Tidak tanggung-tanggung, mereka yang tergabung dalam Kesatuan Penyelamat Tanah Adat atau Kepet Adat Jimbaran menyampaikan aspirasi ke Wakil Rakyat di Kantor Sekretariat DPRD Provinsi Bali, Senin, 3 Pebruari 2025.
Aspirasi warga Desa Adat Jimbaran diterima Wakil Ketua III DPRD Provinsi Bali I Komang Nova Sewi Putra, Ketua Komisi I DPRD Provinsi Bali Nyoman Budi Utama, Sekretaris Komisi I DPRD Bali I Nyoman Oka Antara dan Anggota Komisi I DPRD Bali Gede Harja Astawa.
Wakil Ketua III DPRD Provinsi Bali I Komang Nova Sewi Putra mengatakan, pihak DPRD Bali bakal memanggil pihak-pihak terkait, baik pihak Pertanahan Nasional (BPN), Biro Hukum Setda Provinsi Bali, Badan Pengelola Keuangan dan Aset Daerah (BPKAD) Provinsi Bali hingga Investor serta pihak-pihak terkait lainnya.
” Kami selaku wakil rakyat menyerap aspirasi warga Desa Adat Jimbaran terkait masalah asal usul tanah dan lain sebagainya,” ungkap Komang Sewi.
Sementara, Ketua Komisi I DPRD Bali Budi Utama menyebutkan, pihaknya selaku Ketua Komisi I DPRD Provinsi Bali bakal mempelajari dan mengkaji aspirasi tersebut, bahkan meminta melengkapi berkas-berkas, agar dokumen lengkap.
“Apapun nanti itu, yang menjadi aspirasi warga Desa Adat Jimbaran dilengkapi dengan dokumen-dokumen itu, kami akan kaji,” kata Budi Utama.
Bahkan, pihaknya selaku Ketua Komisi I DPRD Provinsi Bali bakal mempelajari dan mengkaji aspirasi tersebut, bahkan meminta melengkapi berkas-berkas, agar dokumen lengkap.

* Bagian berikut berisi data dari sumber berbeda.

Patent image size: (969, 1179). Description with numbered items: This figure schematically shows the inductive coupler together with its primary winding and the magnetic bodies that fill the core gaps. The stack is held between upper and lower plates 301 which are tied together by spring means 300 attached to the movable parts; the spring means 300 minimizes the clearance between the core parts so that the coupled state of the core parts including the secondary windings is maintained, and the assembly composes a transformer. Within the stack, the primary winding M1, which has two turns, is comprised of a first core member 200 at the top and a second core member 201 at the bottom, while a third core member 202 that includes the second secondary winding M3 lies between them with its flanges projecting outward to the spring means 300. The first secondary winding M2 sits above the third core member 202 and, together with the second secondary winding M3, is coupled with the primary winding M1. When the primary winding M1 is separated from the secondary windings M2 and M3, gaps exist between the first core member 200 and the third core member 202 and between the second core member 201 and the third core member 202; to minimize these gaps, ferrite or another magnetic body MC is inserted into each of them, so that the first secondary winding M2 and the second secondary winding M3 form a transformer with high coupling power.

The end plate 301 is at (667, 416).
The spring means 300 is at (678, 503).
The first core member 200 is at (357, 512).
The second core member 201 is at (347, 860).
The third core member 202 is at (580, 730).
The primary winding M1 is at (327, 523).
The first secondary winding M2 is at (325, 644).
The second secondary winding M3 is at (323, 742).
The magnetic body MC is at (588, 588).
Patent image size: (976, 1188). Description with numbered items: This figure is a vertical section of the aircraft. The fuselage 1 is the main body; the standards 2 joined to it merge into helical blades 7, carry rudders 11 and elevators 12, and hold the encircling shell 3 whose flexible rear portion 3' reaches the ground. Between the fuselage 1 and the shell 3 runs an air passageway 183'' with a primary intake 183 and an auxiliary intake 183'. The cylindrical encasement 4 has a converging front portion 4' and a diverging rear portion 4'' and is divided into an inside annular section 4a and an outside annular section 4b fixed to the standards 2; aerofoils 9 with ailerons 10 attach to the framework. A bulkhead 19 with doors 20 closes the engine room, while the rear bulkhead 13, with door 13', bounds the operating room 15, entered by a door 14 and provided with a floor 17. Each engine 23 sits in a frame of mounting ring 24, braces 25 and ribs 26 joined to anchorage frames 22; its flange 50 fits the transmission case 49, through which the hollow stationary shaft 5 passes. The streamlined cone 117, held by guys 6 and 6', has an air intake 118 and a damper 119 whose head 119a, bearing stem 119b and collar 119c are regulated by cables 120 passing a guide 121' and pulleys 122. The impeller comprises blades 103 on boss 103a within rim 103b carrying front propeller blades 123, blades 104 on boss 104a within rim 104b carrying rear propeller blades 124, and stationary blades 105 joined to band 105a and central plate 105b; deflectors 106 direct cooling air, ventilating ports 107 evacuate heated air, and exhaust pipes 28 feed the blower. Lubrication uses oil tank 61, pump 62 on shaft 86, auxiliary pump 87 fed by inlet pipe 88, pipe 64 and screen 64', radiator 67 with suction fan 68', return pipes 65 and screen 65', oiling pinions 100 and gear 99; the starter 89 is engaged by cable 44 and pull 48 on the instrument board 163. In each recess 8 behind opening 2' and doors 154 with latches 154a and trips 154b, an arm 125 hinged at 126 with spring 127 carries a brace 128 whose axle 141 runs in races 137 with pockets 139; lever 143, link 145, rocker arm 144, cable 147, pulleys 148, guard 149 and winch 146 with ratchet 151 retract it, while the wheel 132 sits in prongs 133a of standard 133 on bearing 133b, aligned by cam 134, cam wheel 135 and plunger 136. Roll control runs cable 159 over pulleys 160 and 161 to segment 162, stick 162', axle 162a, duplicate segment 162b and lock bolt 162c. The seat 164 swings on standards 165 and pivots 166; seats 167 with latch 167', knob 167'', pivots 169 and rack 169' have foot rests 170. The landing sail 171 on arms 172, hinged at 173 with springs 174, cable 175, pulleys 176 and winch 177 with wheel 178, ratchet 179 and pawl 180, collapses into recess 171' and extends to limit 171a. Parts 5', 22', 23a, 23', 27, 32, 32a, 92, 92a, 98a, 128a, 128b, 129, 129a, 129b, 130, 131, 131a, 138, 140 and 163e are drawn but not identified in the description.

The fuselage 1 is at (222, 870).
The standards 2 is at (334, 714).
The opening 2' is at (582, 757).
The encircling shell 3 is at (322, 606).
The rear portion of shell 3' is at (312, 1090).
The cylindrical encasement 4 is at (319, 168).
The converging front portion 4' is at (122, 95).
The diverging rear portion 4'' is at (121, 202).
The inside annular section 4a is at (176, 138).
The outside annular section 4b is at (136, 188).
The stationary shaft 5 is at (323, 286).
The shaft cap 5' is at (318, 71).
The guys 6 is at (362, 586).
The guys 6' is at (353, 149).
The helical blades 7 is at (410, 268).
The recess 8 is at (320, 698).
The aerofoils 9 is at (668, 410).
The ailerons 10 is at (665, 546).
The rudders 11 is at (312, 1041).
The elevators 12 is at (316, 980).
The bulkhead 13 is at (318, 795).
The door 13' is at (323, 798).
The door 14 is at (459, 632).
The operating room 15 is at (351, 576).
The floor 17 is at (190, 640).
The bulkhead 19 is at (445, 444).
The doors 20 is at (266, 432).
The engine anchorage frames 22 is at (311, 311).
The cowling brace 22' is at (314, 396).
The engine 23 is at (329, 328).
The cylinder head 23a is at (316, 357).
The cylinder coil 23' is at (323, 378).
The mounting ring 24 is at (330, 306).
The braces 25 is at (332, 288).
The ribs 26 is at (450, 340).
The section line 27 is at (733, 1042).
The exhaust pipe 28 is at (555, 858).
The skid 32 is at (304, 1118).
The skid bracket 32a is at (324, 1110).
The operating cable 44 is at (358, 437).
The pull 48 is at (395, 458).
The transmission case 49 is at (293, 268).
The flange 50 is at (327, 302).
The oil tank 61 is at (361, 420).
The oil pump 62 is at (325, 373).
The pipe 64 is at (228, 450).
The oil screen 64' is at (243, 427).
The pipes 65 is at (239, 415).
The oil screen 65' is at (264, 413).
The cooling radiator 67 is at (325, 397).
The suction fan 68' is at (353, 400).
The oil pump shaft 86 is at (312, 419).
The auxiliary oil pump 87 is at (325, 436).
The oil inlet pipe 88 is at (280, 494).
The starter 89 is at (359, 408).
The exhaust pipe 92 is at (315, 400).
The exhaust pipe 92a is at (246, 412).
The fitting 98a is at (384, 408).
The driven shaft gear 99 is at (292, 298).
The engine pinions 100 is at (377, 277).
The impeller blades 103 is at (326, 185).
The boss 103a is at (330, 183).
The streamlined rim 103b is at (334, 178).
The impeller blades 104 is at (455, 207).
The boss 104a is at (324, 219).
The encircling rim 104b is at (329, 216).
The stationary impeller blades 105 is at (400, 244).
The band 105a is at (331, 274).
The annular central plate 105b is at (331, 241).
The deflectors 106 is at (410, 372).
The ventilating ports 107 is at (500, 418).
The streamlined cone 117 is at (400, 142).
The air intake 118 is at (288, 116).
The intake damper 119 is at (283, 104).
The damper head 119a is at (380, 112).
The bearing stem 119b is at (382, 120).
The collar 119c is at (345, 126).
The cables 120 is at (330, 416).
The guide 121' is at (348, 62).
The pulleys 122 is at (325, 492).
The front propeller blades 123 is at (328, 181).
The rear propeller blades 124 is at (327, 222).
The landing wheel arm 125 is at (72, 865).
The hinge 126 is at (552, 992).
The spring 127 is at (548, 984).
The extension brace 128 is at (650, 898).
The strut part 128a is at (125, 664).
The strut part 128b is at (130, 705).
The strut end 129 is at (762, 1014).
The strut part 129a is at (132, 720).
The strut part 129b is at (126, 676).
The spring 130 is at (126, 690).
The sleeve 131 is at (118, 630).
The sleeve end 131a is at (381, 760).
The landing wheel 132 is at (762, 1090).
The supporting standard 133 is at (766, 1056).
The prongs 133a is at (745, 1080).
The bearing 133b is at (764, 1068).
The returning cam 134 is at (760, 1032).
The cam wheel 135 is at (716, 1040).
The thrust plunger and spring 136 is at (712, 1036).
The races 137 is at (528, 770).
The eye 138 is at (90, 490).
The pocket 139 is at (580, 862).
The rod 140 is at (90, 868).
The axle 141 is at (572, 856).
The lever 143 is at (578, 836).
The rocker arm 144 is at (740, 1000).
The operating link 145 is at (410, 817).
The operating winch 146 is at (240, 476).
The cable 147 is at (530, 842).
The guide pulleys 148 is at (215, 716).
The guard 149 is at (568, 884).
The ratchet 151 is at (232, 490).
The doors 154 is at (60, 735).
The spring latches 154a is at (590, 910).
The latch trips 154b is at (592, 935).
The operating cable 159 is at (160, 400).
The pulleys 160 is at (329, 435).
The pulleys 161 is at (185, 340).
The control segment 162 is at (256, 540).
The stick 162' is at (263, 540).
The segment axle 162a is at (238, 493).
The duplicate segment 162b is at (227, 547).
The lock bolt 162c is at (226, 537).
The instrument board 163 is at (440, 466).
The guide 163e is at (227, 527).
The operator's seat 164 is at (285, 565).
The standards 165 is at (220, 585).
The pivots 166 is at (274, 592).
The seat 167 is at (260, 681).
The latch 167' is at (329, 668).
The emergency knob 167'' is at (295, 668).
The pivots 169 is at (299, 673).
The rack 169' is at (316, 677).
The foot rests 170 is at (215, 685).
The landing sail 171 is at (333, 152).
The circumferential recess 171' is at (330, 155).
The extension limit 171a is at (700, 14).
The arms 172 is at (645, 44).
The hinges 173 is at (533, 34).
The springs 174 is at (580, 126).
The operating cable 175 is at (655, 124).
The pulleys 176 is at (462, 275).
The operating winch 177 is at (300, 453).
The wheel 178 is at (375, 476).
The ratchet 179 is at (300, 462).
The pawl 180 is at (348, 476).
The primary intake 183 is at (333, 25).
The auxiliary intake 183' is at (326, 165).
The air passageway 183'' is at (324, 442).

“Kami akan pelajari dulu, kalau memang ada berkas dokumen kurang, maka kami akan melakukan koordinasi untuk melengkapi,” terangnya.
Sebuah gugatan hukum resmi diajukan oleh Kesatuan Penyelamat Tanah Adat (Kepet Adat) Jimbaran terhadap sejumlah perusahaan dan lembaga pemerintah yang dianggap telah melakukan perbuatan melawan hukum dalam perpanjangan Hak Guna Bangunan (HGB) atas lahan seluas 280 hektar.
Gugatan ini diajukan juga oleh Perwakilan Penerima Mandat, I Wayan Bulat, S.H., bersama Tim Kuasa Hukumnya di Pengadilan Negeri Denpasar, Senin, 3 Pebruari 2025.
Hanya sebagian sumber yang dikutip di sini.